Na proposta do Execuitivo , artigo 5.º, denominado "Criação” propõe-se que "Compete à Assembleia Nacional criar, por lei, as autarquias locais e definir o seu nível territorial de implantação.

A criação de cada autarquia local é antecedida da apreciação de um relatório elaborado pelas autoridades competentes sobre a respectiva circunscrição territorial e sobre o grau de cumprimento das tarefas essenciais referidas no número 1 do artigo 4.º da presente lei.

Compete à Comissão Eventual da Assembleia Nacional apreciar o relatório previsto no número anterior e emitir o seu parecer ao Plenário da Assembleia Nacional.

Compete ao Plenário da Assembleia Nacional decidir sobre a institucionalização de cada uma das autarquias locais em cada circunscrição territorial, após a apreciação do relatório referido no presente artigo”.

Outro ponto que espelha  as diferentes opções entre os proponentes é a transferência de competências.

No seu artigo 59.º, a UNITA propõe que a transferência de competências seja feita "por lei e tem carácter definitivo e universal.

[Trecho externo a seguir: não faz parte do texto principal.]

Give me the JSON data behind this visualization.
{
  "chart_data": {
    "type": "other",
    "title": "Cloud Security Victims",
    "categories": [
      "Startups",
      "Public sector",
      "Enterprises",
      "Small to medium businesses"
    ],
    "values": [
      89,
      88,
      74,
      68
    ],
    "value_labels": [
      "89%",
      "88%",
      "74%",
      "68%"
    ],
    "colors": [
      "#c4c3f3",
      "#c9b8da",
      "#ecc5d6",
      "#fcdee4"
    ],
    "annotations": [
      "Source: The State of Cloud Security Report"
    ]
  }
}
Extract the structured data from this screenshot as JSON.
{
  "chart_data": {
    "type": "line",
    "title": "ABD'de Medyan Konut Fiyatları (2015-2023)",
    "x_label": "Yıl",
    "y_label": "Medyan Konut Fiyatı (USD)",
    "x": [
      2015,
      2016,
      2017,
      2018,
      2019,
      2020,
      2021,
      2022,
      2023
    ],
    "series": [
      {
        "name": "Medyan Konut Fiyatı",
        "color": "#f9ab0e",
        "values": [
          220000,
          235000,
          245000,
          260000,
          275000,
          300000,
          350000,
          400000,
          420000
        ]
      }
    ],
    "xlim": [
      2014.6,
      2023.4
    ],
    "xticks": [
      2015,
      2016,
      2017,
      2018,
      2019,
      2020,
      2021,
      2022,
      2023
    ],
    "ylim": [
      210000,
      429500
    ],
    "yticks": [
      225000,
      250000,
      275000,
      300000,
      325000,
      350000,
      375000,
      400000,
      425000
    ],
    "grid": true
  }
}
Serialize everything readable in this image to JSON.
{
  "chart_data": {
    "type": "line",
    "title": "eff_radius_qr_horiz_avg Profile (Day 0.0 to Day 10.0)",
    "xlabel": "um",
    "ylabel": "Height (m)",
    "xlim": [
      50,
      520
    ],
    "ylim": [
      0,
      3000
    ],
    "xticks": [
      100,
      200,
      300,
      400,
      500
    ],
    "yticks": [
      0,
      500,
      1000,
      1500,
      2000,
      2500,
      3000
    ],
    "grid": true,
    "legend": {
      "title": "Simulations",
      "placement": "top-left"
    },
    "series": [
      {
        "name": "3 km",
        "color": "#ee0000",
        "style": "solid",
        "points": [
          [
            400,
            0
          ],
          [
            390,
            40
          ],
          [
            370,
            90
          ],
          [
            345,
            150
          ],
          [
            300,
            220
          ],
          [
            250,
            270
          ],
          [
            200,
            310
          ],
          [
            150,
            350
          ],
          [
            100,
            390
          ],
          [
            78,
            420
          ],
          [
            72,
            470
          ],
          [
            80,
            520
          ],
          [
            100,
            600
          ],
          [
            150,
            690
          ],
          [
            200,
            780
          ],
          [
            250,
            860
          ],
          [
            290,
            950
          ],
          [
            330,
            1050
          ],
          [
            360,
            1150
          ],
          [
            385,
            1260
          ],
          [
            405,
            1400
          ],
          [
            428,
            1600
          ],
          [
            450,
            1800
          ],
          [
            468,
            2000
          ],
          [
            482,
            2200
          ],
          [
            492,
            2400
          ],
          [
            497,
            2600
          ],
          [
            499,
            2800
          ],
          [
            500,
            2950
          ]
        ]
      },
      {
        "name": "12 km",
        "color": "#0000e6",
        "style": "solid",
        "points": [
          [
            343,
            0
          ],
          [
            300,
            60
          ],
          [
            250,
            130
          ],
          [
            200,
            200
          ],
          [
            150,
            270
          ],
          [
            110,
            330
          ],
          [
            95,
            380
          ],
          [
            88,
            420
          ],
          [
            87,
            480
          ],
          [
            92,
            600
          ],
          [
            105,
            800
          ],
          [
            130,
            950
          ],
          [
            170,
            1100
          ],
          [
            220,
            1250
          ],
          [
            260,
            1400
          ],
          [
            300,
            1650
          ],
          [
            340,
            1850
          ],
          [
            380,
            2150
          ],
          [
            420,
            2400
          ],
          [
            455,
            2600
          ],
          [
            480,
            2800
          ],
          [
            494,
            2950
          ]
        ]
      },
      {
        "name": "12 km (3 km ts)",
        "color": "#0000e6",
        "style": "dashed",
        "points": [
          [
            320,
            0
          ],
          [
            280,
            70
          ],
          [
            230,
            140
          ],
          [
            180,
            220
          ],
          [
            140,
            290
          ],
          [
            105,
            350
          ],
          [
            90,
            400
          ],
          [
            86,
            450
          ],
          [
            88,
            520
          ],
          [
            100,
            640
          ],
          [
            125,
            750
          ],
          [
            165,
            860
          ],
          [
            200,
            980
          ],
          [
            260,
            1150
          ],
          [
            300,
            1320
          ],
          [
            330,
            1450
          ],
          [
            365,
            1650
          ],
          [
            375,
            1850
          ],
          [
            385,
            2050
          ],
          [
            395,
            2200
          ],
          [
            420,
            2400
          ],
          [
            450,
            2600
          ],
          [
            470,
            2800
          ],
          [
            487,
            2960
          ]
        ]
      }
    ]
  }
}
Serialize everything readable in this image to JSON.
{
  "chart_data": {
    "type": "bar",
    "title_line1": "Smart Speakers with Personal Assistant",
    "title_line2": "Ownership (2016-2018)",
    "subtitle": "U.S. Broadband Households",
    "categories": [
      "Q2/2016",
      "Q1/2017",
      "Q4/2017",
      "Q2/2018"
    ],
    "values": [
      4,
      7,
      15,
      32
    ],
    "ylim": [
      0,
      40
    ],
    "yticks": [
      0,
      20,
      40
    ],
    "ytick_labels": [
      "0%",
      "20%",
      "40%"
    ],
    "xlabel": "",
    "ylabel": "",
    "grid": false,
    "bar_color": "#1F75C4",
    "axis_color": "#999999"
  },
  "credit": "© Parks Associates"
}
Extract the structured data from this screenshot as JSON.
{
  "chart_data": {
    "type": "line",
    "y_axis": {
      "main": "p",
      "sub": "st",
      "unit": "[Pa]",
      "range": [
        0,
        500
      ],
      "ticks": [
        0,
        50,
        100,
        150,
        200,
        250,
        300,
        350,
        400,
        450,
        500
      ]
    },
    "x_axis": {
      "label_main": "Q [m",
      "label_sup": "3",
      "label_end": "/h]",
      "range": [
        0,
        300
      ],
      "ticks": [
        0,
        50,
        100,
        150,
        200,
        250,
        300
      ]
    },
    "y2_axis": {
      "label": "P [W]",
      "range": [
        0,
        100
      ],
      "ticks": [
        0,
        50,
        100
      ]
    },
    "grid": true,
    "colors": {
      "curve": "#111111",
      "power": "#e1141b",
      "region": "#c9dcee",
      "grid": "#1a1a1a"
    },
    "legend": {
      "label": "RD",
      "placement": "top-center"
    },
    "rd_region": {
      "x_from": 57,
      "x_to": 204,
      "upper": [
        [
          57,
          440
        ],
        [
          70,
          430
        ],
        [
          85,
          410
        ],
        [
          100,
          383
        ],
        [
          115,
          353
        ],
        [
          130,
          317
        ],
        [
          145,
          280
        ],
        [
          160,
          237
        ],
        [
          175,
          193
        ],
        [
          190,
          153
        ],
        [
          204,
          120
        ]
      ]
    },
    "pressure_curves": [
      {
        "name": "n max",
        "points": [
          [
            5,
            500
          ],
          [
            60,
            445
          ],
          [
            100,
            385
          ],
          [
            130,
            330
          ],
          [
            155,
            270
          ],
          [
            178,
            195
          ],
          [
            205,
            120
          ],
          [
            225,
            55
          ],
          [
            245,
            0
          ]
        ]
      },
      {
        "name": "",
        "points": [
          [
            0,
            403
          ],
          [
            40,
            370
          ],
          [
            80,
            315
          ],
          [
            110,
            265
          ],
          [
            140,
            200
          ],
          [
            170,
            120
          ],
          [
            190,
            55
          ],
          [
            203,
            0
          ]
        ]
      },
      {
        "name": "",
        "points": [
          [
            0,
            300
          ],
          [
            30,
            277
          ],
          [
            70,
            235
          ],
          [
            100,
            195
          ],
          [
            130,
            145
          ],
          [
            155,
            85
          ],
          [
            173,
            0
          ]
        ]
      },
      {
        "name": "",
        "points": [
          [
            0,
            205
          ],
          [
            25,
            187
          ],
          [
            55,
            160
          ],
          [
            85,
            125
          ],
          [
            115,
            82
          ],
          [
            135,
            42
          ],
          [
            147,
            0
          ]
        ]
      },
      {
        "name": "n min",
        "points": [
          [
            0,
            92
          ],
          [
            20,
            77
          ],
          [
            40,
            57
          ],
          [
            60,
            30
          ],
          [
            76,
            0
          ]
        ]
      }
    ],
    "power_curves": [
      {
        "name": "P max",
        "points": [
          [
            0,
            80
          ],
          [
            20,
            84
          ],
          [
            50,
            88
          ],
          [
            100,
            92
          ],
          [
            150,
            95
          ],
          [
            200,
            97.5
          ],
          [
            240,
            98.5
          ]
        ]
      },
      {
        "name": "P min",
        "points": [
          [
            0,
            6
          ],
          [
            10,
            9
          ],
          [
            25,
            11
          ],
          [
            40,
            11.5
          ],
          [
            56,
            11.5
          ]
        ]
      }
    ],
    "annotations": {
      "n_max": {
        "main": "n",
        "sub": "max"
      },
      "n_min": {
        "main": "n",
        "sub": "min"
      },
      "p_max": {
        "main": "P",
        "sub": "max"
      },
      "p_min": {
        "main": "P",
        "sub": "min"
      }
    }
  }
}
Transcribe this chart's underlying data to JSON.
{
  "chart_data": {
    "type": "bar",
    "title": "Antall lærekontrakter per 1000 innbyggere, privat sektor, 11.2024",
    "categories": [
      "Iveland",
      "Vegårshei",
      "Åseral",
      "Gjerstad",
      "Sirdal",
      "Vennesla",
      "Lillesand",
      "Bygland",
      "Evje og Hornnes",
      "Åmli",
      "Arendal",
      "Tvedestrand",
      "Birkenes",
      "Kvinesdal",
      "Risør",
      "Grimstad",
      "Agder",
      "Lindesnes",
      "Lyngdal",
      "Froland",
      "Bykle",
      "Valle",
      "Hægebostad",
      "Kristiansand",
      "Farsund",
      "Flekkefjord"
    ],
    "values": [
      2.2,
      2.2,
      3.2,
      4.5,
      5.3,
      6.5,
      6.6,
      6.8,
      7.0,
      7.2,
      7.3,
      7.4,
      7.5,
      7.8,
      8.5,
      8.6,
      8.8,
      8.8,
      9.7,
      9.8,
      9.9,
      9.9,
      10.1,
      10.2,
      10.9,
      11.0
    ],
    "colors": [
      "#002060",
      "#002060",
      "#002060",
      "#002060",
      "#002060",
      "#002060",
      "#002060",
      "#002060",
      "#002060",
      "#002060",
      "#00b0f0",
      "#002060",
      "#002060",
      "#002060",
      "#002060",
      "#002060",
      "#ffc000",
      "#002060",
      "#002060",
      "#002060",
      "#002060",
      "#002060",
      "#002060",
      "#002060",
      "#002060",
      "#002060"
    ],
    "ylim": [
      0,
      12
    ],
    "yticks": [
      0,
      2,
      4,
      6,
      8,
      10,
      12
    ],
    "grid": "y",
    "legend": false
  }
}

As competências são transferidas do Estado para as autarquias, de modo geral ou particular, e para todas ou para certas autarquias apenas.

O Estado pode transferir leques de competência diferentes para autarquias com diferentes capacidades de prestação do respectivo serviço público”.

Por sua vez, a proposta do Governo avança que "a transferência de competências do Estado para as autarquias locais ocorre faseadamente.

A transferência de competências do Estado para as autarquias locais ocorre mediante a assinatura de um termo de transferência de competências entre o Estado e cada autarquia local, o qual descreve as competências, os meios existentes e os recursos financeiros disponíveis para o seu exercício.

Compete ao Presidente da República determinar os órgãos responsáveis e o mecanismo de prossecução das atribuições e exercício das competências que permanecem na esfera do Estado”.

Seja como for, apesar das diferenças, é um momento alto da política angolana. Mais do que insultos e manipulação da opinião pública, existem duas propostas concretas para debate, o que aproxima o longo caminho para as autarquias que ainda temos pela frente.